What are your memories of your parents asking your forgiveness? How about asking your own kids’ forgiveness? What makes it hard for you to do?

3 Responses

  1. I don’t remember my parents ever asking for my forgiveness. Just yesterday I had to ask my 8 year old daughter to forgive me for my harsh words toward her. I appreciated the fact that she had to think about it for a minute before she forgave me. I think this process is helping her think about what forgiveness actually means, and will hopefully help her navigate future relationships. It certainly allows me to release some anxiety about my continually imperfect parenting.

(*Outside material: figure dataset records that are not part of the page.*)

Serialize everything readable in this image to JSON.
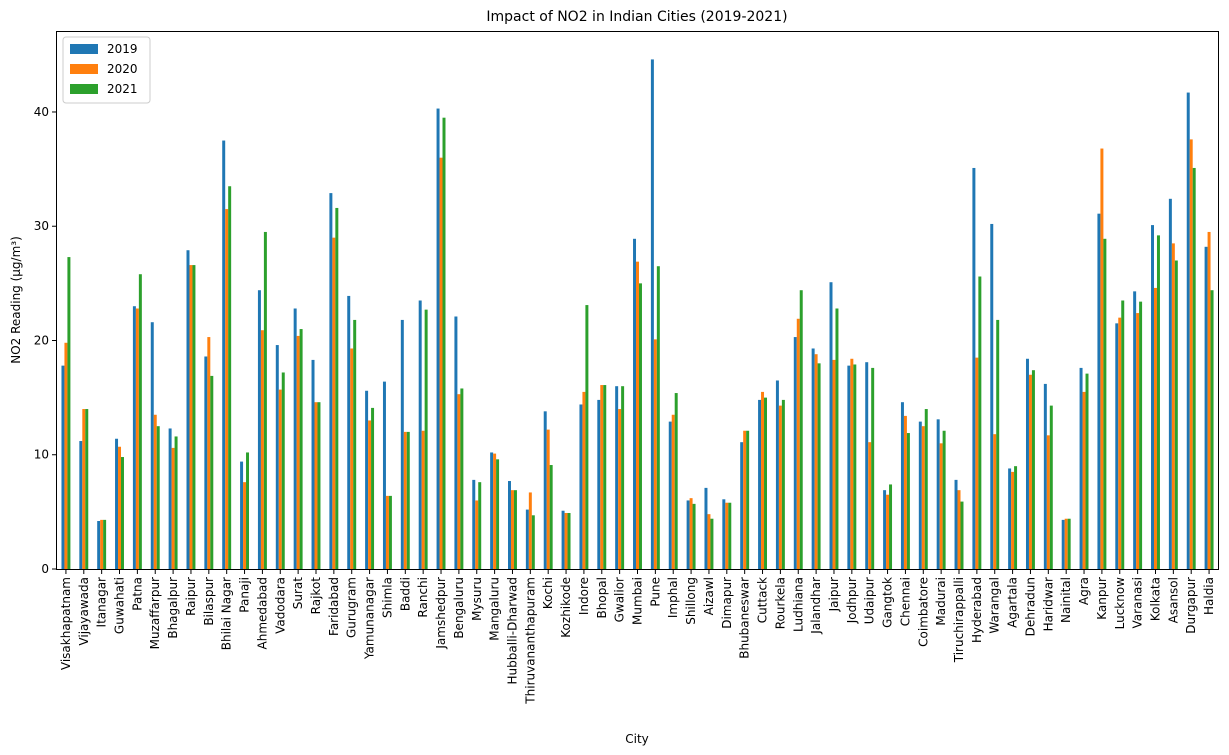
{
  "chart_data": {
    "type": "bar",
    "title": "Impact of NO2 in Indian Cities (2019-2021)",
    "xlabel": "City",
    "ylabel": "NO2 Reading (μg/m³)",
    "ylim": [
      0,
      47
    ],
    "yticks": [
      0,
      10,
      20,
      30,
      40
    ],
    "grid": false,
    "legend_position": "top-left",
    "categories": [
      "Visakhapatnam",
      "Vijayawada",
      "Itanagar",
      "Guwahati",
      "Patna",
      "Muzaffarpur",
      "Bhagalpur",
      "Raipur",
      "Bilaspur",
      "Bhilai Nagar",
      "Panaji",
      "Ahmedabad",
      "Vadodara",
      "Surat",
      "Rajkot",
      "Faridabad",
      "Gurugram",
      "Yamunanagar",
      "Shimla",
      "Baddi",
      "Ranchi",
      "Jamshedpur",
      "Bengaluru",
      "Mysuru",
      "Mangaluru",
      "Hubballi-Dharwad",
      "Thiruvananthapuram",
      "Kochi",
      "Kozhikode",
      "Indore",
      "Bhopal",
      "Gwalior",
      "Mumbai",
      "Pune",
      "Imphal",
      "Shillong",
      "Aizawl",
      "Dimapur",
      "Bhubaneswar",
      "Cuttack",
      "Rourkela",
      "Ludhiana",
      "Jalandhar",
      "Jaipur",
      "Jodhpur",
      "Udaipur",
      "Gangtok",
      "Chennai",
      "Coimbatore",
      "Madurai",
      "Tiruchirappalli",
      "Hyderabad",
      "Warangal",
      "Agartala",
      "Dehradun",
      "Haridwar",
      "Nainital",
      "Agra",
      "Kanpur",
      "Lucknow",
      "Varanasi",
      "Kolkata",
      "Asansol",
      "Durgapur",
      "Haldia"
    ],
    "series": [
      {
        "name": "2019",
        "color": "#1f77b4",
        "values": [
          17.8,
          11.2,
          4.2,
          11.4,
          23.0,
          21.6,
          12.3,
          27.9,
          18.6,
          37.5,
          9.4,
          24.4,
          19.6,
          22.8,
          18.3,
          32.9,
          23.9,
          15.6,
          16.4,
          21.8,
          23.5,
          40.3,
          22.1,
          7.8,
          10.2,
          7.7,
          5.2,
          13.8,
          5.1,
          14.4,
          14.8,
          16.0,
          28.9,
          44.6,
          12.9,
          6.0,
          7.1,
          6.1,
          11.1,
          14.8,
          16.5,
          20.3,
          19.3,
          25.1,
          17.8,
          18.1,
          6.9,
          14.6,
          12.9,
          13.1,
          7.8,
          35.1,
          30.2,
          8.8,
          18.4,
          16.2,
          4.3,
          17.6,
          31.1,
          21.5,
          24.3,
          30.1,
          32.4,
          41.7,
          28.2
        ]
      },
      {
        "name": "2020",
        "color": "#ff7f0e",
        "values": [
          19.8,
          14.0,
          4.3,
          10.7,
          22.8,
          13.5,
          10.6,
          26.6,
          20.3,
          31.5,
          7.6,
          20.9,
          15.7,
          20.4,
          14.6,
          29.0,
          19.3,
          13.0,
          6.4,
          12.0,
          12.1,
          36.0,
          15.3,
          6.0,
          10.1,
          6.9,
          6.7,
          12.2,
          4.9,
          15.5,
          16.1,
          14.0,
          26.9,
          20.1,
          13.5,
          6.2,
          4.8,
          5.8,
          12.1,
          15.5,
          14.3,
          21.9,
          18.8,
          18.3,
          18.4,
          11.1,
          6.5,
          13.4,
          12.5,
          11.0,
          6.9,
          18.5,
          11.8,
          8.5,
          17.0,
          11.7,
          4.4,
          15.5,
          36.8,
          22.0,
          22.4,
          24.6,
          28.5,
          37.6,
          29.5
        ]
      },
      {
        "name": "2021",
        "color": "#2ca02c",
        "values": [
          27.3,
          14.0,
          4.3,
          9.8,
          25.8,
          12.5,
          11.6,
          26.6,
          16.9,
          33.5,
          10.2,
          29.5,
          17.2,
          21.0,
          14.6,
          31.6,
          21.8,
          14.1,
          6.4,
          12.0,
          22.7,
          39.5,
          15.8,
          7.6,
          9.6,
          6.9,
          4.7,
          9.1,
          4.9,
          23.1,
          16.1,
          16.0,
          25.0,
          26.5,
          15.4,
          5.7,
          4.4,
          5.8,
          12.1,
          15.0,
          14.8,
          24.4,
          18.0,
          22.8,
          17.9,
          17.6,
          7.4,
          11.9,
          14.0,
          12.1,
          5.9,
          25.6,
          21.8,
          9.0,
          17.4,
          14.3,
          4.4,
          17.1,
          28.9,
          23.5,
          23.4,
          29.2,
          27.0,
          35.1,
          24.4
        ]
      }
    ]
  }
}
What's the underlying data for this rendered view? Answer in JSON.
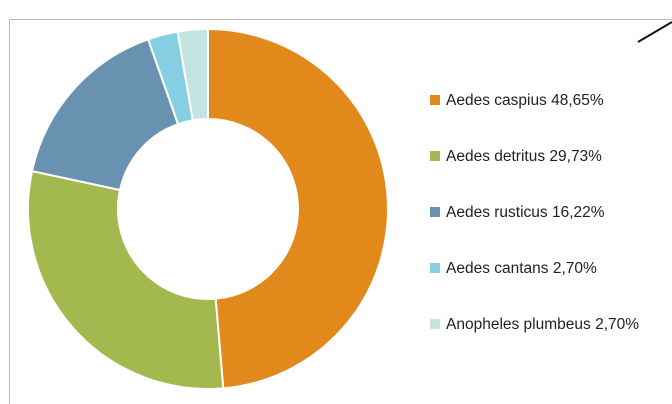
{
  "chart_data": {
    "type": "pie",
    "title": "",
    "donut": true,
    "legend_position": "right",
    "categories": [
      "Aedes caspius",
      "Aedes detritus",
      "Aedes rusticus",
      "Aedes cantans",
      "Anopheles plumbeus"
    ],
    "values": [
      48.65,
      29.73,
      16.22,
      2.7,
      2.7
    ],
    "legend_labels": [
      "Aedes caspius 48,65%",
      "Aedes detritus 29,73%",
      "Aedes rusticus 16,22%",
      "Aedes cantans 2,70%",
      "Anopheles plumbeus 2,70%"
    ],
    "colors": [
      "#e18a1b",
      "#a3b94f",
      "#6991b0",
      "#86cfe3",
      "#c3e5e1"
    ]
  }
}
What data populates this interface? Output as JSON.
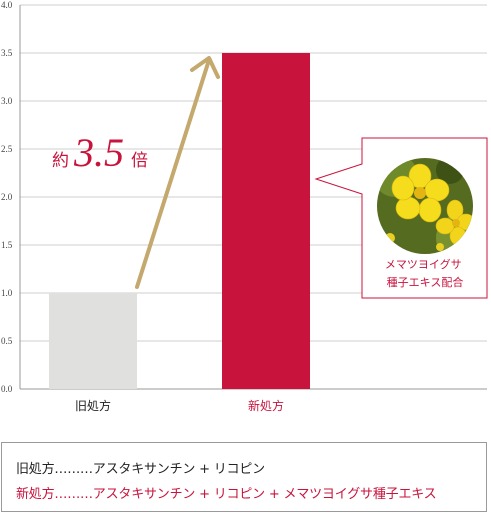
{
  "colors": {
    "old_bar": "#e0e0de",
    "new_bar": "#c8133c",
    "accent_text": "#c8133c",
    "arrow": "#c4a86d",
    "grid": "#cfcfcf",
    "axis": "#9a9a9a",
    "callout_border": "#c8133c"
  },
  "chart_data": {
    "type": "bar",
    "categories": [
      "旧処方",
      "新処方"
    ],
    "values": [
      1.0,
      3.5
    ],
    "yticks": [
      "0.0",
      "0.5",
      "1.0",
      "1.5",
      "2.0",
      "2.5",
      "3.0",
      "3.5",
      "4.0"
    ],
    "ylim": [
      0,
      4
    ],
    "grid": true,
    "title": "",
    "xlabel": "",
    "ylabel": "",
    "annotation": {
      "prefix": "約",
      "value": "3.5",
      "suffix": "倍"
    },
    "callout": {
      "lines": [
        "メマツヨイグサ",
        "種子エキス配合"
      ],
      "image": "yellow-flower-photo"
    }
  },
  "legend": {
    "old_line": "旧処方………アスタキサンチン + リコピン",
    "new_line": "新処方………アスタキサンチン + リコピン + メマツヨイグサ種子エキス"
  }
}
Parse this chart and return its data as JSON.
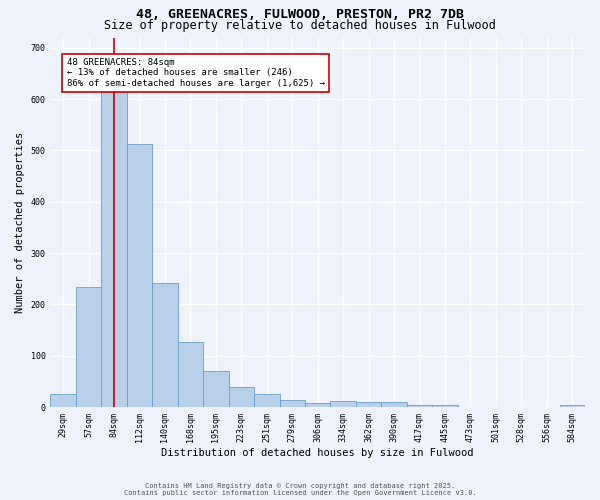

  2. Recently I have had a bunch of opportunities to ask someone to forgive me. I’m noticing how risky and vulnerable that is for me–especially when I’ve done something that really hurt the other. It seems that it would be safer to say I’m sorry and face myself alone. I’m learning the risk of asking for forgiveness is worth it though. It just may be leading to deeper intimacy and restoration. Thanks for the encouragement to make the “deeper acknowledgement that you have really harmed another person.”

  3. The only times I can remember apologies from my parents is because we had very little and, when some school function or other need for something purchased came up, we didn’t have the money. I always told Mom there was nothing to be sorry for.

    I have no children of my own, but have nephews and nieces that I’ve had to ask for forgiveness. Tough to do, but both parties always feel better.